In fact, she said, gay and lesbian employees in Britain’s foreign services had large yellow tags attached to their paper personnel files until the late 1990s. This indicated that they were still deemed to be a security risk.

“I used to work in personnel,” Davison recalled. “What used to happen is when you would get a file on your desk and it had a yellow tag on, you would just automatically look through to see why.”

This occurred even though Britain had legalized homosexuality in 1967. According to Davison, the trepidation about gay and lesbian foreign-service employees was a holdover from the Cambridge Spy Ring. Its five members passed intelligence to the Soviet Union before and during the Second World War and during the Cold War, inspiring John Le Carré spy novels.
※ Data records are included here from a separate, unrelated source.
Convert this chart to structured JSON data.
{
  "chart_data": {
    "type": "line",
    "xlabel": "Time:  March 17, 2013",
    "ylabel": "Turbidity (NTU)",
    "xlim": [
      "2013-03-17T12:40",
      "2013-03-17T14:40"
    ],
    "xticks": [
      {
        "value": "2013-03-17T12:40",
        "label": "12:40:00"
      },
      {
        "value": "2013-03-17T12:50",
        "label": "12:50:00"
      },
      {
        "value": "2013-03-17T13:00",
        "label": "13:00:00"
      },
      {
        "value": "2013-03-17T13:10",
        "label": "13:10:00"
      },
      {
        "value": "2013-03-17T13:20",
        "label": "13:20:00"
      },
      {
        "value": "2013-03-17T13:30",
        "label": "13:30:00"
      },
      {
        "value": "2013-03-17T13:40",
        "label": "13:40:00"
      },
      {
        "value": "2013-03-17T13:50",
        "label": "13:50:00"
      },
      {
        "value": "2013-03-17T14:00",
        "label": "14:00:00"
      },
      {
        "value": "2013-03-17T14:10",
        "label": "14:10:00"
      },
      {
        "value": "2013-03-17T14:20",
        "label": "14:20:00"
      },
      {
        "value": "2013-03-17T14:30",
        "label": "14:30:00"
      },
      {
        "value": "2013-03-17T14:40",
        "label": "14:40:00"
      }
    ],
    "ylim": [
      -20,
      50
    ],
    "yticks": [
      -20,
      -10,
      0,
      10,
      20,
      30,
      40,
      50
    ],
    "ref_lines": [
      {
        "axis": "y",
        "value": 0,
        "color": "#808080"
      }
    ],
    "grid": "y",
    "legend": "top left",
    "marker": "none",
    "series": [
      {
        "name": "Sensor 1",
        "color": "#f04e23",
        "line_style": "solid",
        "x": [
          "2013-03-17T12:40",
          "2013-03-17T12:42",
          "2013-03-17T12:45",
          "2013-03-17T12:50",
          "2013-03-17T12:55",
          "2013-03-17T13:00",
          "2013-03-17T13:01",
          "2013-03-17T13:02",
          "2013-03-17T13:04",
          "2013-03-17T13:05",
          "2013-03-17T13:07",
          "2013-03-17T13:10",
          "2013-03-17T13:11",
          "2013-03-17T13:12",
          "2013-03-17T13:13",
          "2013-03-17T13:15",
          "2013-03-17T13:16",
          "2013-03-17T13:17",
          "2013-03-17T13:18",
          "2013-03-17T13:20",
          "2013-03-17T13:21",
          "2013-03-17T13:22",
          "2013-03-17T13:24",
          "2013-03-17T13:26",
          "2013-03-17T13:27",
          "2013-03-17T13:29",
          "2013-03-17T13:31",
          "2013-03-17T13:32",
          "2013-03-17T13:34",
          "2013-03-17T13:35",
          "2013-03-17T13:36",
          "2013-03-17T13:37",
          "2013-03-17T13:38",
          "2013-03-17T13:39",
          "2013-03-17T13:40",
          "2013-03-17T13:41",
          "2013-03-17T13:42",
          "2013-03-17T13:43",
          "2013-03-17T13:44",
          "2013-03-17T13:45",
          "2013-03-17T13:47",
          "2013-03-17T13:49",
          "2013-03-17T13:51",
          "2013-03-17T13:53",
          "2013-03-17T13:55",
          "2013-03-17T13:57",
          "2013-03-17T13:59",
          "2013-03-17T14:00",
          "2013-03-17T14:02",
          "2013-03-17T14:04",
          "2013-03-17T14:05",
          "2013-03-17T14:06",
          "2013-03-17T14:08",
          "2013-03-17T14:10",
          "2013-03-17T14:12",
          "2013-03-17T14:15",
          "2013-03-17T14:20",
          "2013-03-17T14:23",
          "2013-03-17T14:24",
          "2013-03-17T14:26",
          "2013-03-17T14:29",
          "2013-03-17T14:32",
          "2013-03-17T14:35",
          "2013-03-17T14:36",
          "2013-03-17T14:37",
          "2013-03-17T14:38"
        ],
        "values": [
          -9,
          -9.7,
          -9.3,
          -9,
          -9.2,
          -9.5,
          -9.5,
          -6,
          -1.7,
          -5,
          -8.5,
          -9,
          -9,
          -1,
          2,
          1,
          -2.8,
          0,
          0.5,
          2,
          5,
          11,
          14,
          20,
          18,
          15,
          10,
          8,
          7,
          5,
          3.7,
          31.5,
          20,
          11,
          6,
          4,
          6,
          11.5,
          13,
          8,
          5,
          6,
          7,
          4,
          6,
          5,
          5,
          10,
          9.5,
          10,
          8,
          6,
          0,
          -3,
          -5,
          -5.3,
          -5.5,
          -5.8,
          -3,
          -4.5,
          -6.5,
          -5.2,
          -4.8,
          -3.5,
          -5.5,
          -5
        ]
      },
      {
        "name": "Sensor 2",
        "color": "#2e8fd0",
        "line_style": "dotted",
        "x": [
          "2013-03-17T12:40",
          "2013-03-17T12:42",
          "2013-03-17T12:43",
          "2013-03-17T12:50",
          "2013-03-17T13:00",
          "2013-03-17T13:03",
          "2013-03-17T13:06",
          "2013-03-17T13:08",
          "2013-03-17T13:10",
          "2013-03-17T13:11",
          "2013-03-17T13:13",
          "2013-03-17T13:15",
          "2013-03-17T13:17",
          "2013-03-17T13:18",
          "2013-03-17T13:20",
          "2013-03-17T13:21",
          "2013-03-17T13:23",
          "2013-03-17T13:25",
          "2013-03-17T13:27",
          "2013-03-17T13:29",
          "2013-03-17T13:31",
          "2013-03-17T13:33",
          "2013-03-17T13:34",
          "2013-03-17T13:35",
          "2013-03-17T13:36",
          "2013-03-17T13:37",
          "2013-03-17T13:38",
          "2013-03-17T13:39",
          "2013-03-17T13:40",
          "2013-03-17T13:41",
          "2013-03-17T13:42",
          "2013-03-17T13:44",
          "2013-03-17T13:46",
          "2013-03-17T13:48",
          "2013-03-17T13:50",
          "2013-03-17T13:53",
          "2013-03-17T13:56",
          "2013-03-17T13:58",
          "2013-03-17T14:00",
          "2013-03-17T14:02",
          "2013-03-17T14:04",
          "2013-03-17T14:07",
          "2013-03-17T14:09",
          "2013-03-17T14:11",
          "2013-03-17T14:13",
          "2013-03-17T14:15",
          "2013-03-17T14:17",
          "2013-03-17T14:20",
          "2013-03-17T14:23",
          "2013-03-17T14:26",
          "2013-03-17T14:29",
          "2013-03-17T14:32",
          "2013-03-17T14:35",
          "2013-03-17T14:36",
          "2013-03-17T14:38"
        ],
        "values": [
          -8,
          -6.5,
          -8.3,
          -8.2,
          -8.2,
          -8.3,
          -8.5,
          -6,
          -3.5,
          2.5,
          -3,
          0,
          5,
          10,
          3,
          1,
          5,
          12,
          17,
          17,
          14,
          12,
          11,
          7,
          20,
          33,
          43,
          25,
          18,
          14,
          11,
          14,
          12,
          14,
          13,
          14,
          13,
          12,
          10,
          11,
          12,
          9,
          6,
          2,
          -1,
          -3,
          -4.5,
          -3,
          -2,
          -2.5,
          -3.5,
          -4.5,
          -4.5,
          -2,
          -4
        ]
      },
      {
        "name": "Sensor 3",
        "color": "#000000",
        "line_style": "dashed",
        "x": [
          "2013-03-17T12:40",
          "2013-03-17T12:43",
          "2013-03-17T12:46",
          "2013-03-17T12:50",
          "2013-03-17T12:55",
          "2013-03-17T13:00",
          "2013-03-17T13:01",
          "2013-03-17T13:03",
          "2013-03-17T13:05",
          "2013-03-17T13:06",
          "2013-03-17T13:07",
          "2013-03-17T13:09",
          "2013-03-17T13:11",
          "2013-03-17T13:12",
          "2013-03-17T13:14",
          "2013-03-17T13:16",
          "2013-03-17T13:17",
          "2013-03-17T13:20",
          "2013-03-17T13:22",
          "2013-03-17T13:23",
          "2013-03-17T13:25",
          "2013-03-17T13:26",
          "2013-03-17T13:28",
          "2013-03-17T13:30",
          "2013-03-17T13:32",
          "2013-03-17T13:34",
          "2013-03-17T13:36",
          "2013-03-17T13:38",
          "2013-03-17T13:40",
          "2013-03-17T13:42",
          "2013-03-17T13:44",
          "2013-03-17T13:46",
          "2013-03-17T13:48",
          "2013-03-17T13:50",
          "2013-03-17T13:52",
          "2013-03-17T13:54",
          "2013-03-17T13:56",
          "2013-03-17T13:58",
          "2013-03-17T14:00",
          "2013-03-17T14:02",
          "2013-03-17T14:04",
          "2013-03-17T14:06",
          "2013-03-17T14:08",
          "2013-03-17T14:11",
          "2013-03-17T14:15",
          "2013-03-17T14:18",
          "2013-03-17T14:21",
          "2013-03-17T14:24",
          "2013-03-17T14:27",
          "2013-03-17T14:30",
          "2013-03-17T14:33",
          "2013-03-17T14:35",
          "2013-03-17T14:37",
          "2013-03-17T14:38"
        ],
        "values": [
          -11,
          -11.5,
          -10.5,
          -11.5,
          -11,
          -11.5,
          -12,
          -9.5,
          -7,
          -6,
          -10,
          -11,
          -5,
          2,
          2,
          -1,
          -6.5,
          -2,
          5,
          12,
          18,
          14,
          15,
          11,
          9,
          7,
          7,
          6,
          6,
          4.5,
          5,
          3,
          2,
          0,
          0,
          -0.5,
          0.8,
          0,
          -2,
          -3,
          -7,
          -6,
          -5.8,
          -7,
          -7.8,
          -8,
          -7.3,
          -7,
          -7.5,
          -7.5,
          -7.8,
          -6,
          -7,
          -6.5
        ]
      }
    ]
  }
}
The government feared that LGBT+ employees could be susceptible to blackmail.

Over the course of her career, Davison rose through the ranks, serving in South Africa, Bangladesh, Ukraine, and China before being appointed as Britain’s consul general in Vancouver in 2016.

Earlier this month, two decades after she cofounded the Foreign Office Lesbian and Gay Group (FLAGG), Davison and other LGBT+ employees of the Foreign, Commonwealth and Development Office [“Development” was added in 2020] finally received a formal public apology from their employer. Davison said that hearing the apology “felt massive…because it just finally addressed the wrongs that colleagues had experienced”.

She was particularly pleased that the government didn’t try to justify its discriminatory policy.

“It felt almost like the end of that particular chapter because we had the ban; the ban was lifted. We had the tags; the tags were removed. We’ve had increasingly supportive policies for officers who are working overseas with same-sex partners,” Davison said. “But no one had ever said this was wrong.”

She emphasized that Britain’s foreign office has worked exceptionally hard to become an inclusive employer in recent years. “The organization that I work for now is a very, very different place,” Davison said. “In our international work, for example, we advocate for LGBTQ equality across the world.” g

British consul general Nicole Davison hid her sexuality when she joined the foreign service.